И она не торопясь, скромно, даже стеснительно появляется на сцене, и зал гремит, зал вот-вот встанет, и она улыбнется так, как могла улыбаться лишь Кристалинская. Ее тихая приветливость только подстегнет зал, и он будет греметь до тех пор, пока она не возьмет микрофон – и не скажет несколько первых слов…
Материалом для книги послужили примерно пять десятков встреч с людьми, знавшими Майю и имевшими непосредственное отношение к ее жизни и судьбе.
В книге не могло не отразиться время, в котором жила Кристалинская, она была его дитя – и его заложница. Это время проходило и на глазах автора; вполне возможно, что какие-то оценки не совпадут с восприятием тех читателей, что знают о нем не понаслышке. Но, надеюсь, они меня не осудят.

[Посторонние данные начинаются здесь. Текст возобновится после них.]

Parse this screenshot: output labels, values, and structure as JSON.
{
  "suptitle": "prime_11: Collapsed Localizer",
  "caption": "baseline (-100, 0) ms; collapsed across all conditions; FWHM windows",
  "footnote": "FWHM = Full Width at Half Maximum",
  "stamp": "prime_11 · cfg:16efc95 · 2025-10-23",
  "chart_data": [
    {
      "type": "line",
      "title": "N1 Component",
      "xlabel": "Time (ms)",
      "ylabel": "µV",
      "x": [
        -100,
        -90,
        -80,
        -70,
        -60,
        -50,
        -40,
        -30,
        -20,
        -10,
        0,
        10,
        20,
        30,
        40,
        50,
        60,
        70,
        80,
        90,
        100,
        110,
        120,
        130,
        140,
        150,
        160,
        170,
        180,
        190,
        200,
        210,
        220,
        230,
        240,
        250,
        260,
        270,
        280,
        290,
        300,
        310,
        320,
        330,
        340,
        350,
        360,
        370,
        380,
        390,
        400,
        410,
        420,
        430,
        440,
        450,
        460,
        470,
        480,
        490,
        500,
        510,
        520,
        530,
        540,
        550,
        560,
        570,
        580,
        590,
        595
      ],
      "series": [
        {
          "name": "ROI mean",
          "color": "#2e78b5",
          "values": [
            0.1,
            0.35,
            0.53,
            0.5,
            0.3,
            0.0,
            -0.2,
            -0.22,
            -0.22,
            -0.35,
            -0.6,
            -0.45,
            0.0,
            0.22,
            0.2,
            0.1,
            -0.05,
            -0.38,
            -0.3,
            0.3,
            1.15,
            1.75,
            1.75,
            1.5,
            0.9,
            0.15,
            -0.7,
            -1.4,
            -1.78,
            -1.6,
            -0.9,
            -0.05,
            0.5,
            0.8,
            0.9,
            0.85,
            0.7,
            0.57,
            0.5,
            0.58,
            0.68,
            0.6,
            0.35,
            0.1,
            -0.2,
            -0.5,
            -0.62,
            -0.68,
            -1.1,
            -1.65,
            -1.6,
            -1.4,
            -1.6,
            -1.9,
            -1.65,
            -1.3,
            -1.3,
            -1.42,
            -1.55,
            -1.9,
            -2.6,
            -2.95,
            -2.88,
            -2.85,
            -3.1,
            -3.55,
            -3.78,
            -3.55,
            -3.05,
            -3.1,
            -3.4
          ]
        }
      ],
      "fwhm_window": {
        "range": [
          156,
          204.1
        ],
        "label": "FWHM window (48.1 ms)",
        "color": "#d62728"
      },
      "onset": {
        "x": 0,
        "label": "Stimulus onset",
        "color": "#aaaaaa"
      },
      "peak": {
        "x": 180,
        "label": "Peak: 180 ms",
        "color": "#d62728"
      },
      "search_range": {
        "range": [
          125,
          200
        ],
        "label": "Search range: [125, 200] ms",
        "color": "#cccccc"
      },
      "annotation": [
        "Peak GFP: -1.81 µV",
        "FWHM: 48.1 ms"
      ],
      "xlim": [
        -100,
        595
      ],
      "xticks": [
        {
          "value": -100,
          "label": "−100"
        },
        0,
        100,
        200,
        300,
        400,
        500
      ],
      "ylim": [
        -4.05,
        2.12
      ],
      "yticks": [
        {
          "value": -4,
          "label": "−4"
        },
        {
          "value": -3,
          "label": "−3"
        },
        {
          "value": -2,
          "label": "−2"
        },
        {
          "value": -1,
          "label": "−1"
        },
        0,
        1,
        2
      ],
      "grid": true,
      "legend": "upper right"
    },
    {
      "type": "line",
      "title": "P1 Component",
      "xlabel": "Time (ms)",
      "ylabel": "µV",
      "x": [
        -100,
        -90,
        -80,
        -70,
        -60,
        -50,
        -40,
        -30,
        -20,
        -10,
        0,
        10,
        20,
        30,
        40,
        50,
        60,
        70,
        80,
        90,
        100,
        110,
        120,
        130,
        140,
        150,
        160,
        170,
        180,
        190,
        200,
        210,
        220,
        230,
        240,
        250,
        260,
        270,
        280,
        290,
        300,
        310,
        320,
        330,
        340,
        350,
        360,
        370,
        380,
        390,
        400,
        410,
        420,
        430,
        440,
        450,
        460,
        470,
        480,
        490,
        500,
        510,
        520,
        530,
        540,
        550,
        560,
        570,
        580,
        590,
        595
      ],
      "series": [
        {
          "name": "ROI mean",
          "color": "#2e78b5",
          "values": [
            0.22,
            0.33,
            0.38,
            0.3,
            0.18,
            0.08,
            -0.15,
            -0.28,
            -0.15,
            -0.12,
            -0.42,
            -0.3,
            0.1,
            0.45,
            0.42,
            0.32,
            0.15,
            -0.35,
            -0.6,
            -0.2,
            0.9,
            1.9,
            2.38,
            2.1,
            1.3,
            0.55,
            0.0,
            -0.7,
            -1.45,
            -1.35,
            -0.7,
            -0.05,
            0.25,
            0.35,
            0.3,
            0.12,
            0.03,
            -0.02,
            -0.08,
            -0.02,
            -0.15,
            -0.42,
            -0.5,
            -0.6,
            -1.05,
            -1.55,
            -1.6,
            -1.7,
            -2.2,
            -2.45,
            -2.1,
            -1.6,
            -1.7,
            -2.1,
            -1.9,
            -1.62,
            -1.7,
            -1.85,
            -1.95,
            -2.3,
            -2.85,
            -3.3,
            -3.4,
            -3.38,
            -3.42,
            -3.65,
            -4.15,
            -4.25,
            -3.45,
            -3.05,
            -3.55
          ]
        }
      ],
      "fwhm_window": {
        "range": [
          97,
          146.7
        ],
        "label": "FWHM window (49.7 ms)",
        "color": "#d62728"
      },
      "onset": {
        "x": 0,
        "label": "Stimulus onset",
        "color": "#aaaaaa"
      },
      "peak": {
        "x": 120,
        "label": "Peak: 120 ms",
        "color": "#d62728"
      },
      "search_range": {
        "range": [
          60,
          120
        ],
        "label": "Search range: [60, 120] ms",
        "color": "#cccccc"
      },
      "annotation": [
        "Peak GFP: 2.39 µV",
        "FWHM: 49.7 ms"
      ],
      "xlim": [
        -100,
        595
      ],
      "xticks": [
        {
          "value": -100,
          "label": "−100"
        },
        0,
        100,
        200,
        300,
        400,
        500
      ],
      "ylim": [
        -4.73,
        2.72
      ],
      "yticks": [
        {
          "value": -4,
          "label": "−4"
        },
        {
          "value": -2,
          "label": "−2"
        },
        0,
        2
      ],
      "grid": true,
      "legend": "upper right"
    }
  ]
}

Столичная Тверская ныне более других улиц Москвы пестрит опознавательными знаками новой эпохи. Улица Горького ушла в историю, вернув долг «потонувшей» было Тверской, – каждая новая формация устроена так, что предыдущая, канувшая в Лету, все же напоминает о себе: в городах – прежде всего зданиями, переданными по наследству другому времени. Так, послереволюционной Москве досталось все, чем богат был город до октябрьского переворота: дворянские и купеческие особняки. В двадцатых начала строиться «социалистическая» Москва, и появились дома эпохи конструктивизма, а за ними безликие коробки. Эта смесь вошла теперь в XXI век, наделив ту же Тверскую новыми гигантами, прилизав старые, вычистив их, придав им европейский вид. Замелькали в стеклах парящиеся в пробках иномарки и старенькие «Жигули», таблички с названиями улиц, на которые когда-то глазели приезжающие в Москву крестьянские дети с котомками, купцы в поддевках, барышни, сидящие в возках, и чиновный люд на рысаках. Вокруг Тверской появились вновь забытые уже названия переулков: Старопименовский, Брюсов, Камергерский, а неподалеку от теперь уже официально названного, как раньше, «Елисеевского» – Глинищевский. В Москве середины двадцатого века этот переулок стал улицей, и присвоено ей было имя Немировича-Данченко, выдающегося сподвижника великого Станиславского. Он не только жил здесь несколько лет, но и внес большой вклад в его внешний вид.
Если пройти по Тверской, затем свернуть в Глинищевекий и пройти несколько сот метров, то слева перед вами развернется дом-громадина в несколько подъездов. Дом – неприступная крепость с огромной аркой, откуда может выйти целый полк сразу, но куда войти было дано далеко не каждому смертному, судя по мемориальным доскам, по количеству которых он уступает разве что «Дому на набережной»; жили здесь народные артисты СССР, лауреаты, депутаты и прочие известные в Стране Советов люди:
Дом № 5/7 по Глинищевскому переулку
Алла Тарасова, Иван Москвин, Борис Смирнов, Ольга Книппер-Чехова, Михаил Кедров… Это МХАТ. А еще – Вера Марецкая, Иосиф Туманов, Сергей Юткевич. Здесь много лет жили Любовь Орлова и Григорий Александров. Первая доска была установлена в середине сороковых – и на ней имя самого «главного» жителя этого дома Владимира Ивановича Немировича-Данченко.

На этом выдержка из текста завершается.